The norm is not to place the liturgy in secular hands, although civil celebrants are indeed increasingly chosen for non-liturgical services. However, you’re right that undertakers have retired priests on speed dial due to their availability. But you did say working priests were quite busy enough doing priestly things without sitting through Tina Turner at the crem. Also, it’s uncharitable to refer to old people as ‘crumblies’. ‘Wrinklies’ is more acceptable.

‘I am troubled that pastoral care is being left in the hands of those whose main aim is to make money. And I am further concerned that an opportunity for evangelism is slipping through our fingers’.

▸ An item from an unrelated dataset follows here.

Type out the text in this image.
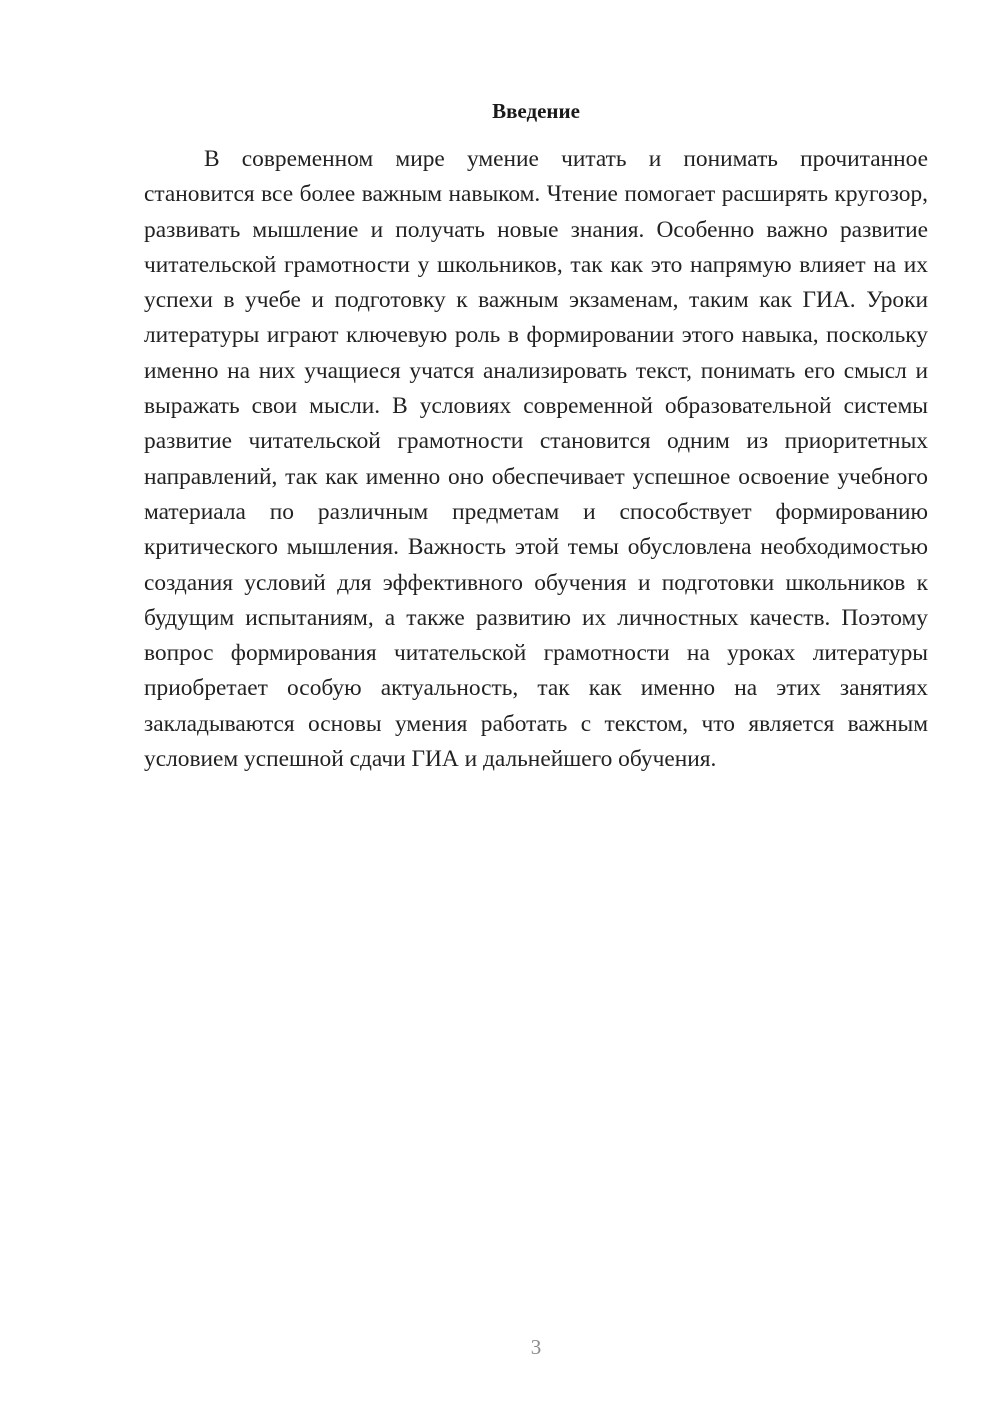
Введение

В современном мире умение читать и понимать прочитанное становится все более важным навыком. Чтение помогает расширять кругозор, развивать мышление и получать новые знания. Особенно важно развитие читательской грамотности у школьников, так как это напрямую влияет на их успехи в учебе и подготовку к важным экзаменам, таким как ГИА. Уроки литературы играют ключевую роль в формировании этого навыка, поскольку именно на них учащиеся учатся анализировать текст, понимать его смысл и выражать свои мысли. В условиях современной образовательной системы развитие читательской грамотности становится одним из приоритетных направлений, так как именно оно обеспечивает успешное освоение учебного материала по различным предметам и способствует формированию критического мышления. Важность этой темы обусловлена необходимостью создания условий для эффективного обучения и подготовки школьников к будущим испытаниям, а также развитию их личностных качеств. Поэтому вопрос формирования читательской грамотности на уроках литературы приобретает особую актуальность, так как именно на этих занятиях закладываются основы умения работать с текстом, что является важным условием успешной сдачи ГИА и дальнейшего обучения.

3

It’s wrong to assume civil celebrants and retired priests are just in it for the money. Secondly, while it’s our duty to bear witness, evangelising of a finger-wagging nature is likely to score an own goal at a funeral where mourners have not specifically requested Christian liturgy. I return to the two C of E options: decline the booking or accept it, limiting evangelism to taking the secular elements and gently and resourcefully relating them to God’s universal truths.

‘It is my passionate belief that a requiem mass and the Christian prayers of ‘commendation and committal’ are not mere aesthetic choices in a market place of funeral options. Rather something real and significant is happening, on earth and in heaven, when these take place. Because I am a priest, I want to point the way to Jesus Christ. Naturally there will be those who disagree with my beliefs, I think they should have the right to exercise this choice, even if I think they’s misguided. But if this is your position, why invite me to the party?’

I agree Christian funeral liturgy is profound and sacred, and we both hold it can’t be imposed involuntarily on those who don’t share the faith, whether atheists, Jews, Muslims or Hindus. If you don’t feel you can point the way to Christ within the context of a funeral with secular elements, there’s no alternative but to opt out.

Your frustration is no doubt caused by genuine concern that people are missing out by choosing ‘Simply the Best’ on a sound system over prayers of commendation and committal. Perhaps your exasperation is heightened as you believe more people would share your view if they truly thought about what they wanted from a funeral. Some Christian-lites might, but decided atheists would not. The purpose of a funeral is in the eye of the beholder. That’s not relativism as we can still hold firm views for ourselves.

Footnote 1: I deliberately didn’t fully identify the priest until now as there’s a twist in this tale. Father Ed homlinson shared the above views while he was C of E vicar of St Barnabas church, Tunbridge Wells. He’s since converted to Catholicism where what can and cannot be done within the requiem mass are clearly defined. So no more hand-wringing conflicts between priestly obligations and pressure to offer secular choice. The menu is set, not à la carte. It’s now down to the free will of members of the Church to choose to dine or lapse elsewhere.

Footnote 2: At the time of speaking out, Fr T got a mixed response. ‘I think that most cremations I have been to that have been run by a humanist have all been more than off key,’ said Jane Greer. ‘Give me a good burial with a proper vicar anytime. It’s the difference between Cod’s Roe and Caviar.’ Denise Kantor Kaydar disagreed. ‘It should not matter if someone wants Verdi’s Requiem or Frank Sinatra. I think he is being a little insensitive, but he could be trying to incite a debate.’